Still—last year, at a book festival, I spoke on a panel about faith and belief, and how that plays into fiction.
“I grew up Catholic,” I said, “though I’m not Catholic anymore.”
“Yes you are,” said the facilitator.
Everybody laughed, including me.
Does it ever really go away? Give me the child for seven years, say the Jesuits, and I will give you the man.
When I was thirteen my aunt and uncle convinced me that I needed to welcome Jesus into my heart. Baptism and confirmation hadn’t been enough.
“The Catholic church,” my uncle said, “is the largest accepted cult in the world.”

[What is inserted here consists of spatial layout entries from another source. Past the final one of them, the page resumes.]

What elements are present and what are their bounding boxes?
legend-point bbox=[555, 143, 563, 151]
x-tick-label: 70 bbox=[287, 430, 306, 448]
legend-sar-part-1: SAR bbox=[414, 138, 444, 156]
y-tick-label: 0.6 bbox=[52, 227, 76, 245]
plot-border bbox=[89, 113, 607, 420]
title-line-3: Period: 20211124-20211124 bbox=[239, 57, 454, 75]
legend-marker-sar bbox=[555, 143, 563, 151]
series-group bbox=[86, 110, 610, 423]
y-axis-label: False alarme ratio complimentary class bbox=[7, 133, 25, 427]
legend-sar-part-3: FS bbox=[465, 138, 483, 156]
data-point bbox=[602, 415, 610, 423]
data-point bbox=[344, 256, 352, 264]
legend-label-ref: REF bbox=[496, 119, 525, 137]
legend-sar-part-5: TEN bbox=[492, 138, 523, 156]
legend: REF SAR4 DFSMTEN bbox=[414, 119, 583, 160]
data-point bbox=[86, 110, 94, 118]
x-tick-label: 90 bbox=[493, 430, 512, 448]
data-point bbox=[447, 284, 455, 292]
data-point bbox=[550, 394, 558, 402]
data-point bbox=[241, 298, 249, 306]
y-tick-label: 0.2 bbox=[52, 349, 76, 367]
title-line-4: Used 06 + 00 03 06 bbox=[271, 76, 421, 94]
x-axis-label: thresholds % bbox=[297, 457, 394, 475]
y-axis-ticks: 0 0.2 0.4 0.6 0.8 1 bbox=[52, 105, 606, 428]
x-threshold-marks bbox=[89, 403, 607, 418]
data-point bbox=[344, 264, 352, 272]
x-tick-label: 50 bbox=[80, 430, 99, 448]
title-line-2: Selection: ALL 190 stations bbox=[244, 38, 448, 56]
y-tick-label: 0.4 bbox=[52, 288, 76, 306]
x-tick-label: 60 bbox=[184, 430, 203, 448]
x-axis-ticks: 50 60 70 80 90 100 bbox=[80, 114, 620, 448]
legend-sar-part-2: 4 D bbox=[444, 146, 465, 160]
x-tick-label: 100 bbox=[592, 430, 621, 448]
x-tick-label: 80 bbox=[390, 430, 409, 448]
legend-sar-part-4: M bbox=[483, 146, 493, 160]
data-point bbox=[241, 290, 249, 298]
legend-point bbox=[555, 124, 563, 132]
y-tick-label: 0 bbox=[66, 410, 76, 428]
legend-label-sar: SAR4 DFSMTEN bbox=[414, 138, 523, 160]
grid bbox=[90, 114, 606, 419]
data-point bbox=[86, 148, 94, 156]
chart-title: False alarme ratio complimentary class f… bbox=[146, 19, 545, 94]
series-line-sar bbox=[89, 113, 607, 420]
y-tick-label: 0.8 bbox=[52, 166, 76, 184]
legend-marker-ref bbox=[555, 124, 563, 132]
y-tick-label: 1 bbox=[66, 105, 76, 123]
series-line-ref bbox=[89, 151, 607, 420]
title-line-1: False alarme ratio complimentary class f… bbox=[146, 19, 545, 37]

I sat in their basement and repeated what they said and waited for Jesus. My only Lord and Saviour. It felt true. It also felt wrong, somehow, because I didn’t believe it. Not wholly. Not entirely.
You don’t know, said a tiny little voice. As my aunt and uncle cried and hugged me and welcomed me to God. You want to know, but that’s not enough.
You’re a liar.
And still, here I am all these years later, somewhere in the space between lying and the truth.
Sometimes I remember Emily and my arguments in that long ago philosophy class and I think: if there is a God, then that God has a wicked sense of humour. Funny, isn’t it, the things that make sense and then don’t, anymore. Or the things that don’t make sense and then do, and the thin veils between them all.
Maybe infinite sense of humour is the term I’m looking for.
There once was this time when I thought a coworker of mine wanted to kiss me. He was married. We’d left a night shift early because there was nothing to do and he’d walked me home because the street that I live on is nice but maybe not so nice at eleven pm, maybe the kind of street where anything can happen when it’s dark and everyone else has gone to bed. He came up to see my apartment and we talked for a while and then he got up to leave. We hugged on the porch, a little too long, and for an instant of time I thought he might actually kiss me and I pulled back and said, “Shit.”
He said, “What?” like he wasn’t quite sure what had happened.
“Nothing. Never mind.” And then he left.
When I look back on it now it feels like maybe there were no kisses waiting in the first place. Like maybe I have always been so desperate, so eager to believe in signs that are not really signs at all. Like I have been waiting for the universe, or God, to kiss me back in situations where that is so clearly not going to happen.
I am not sure what this says about me, anymore.
A year or so ago I left a burner on my stove unattended for a time. After a while I smelled the gas and fixed the knob—I had turned it off but it hadn’t clicked properly shut. It was too late in the night to sleep at a neighbour’s house so I opened all the windows and turned on all my fans and went to bed, and I prayed the whole time I was awake. Please don’t let this be the end. Please.
Mostly, though, I prayed—to God? to myself?—so as to fight the overwhelming urge to go to the stove and light a match, to stand in the centre of my little kitchen and watch the world ignite, pull aside that tissue and reach out for God’s own face, or nothing. To know, once and for all.
I stayed in bed, not burning. Eventually I fell asleep, and while I was dreaming the air cleared and all the gas blew away.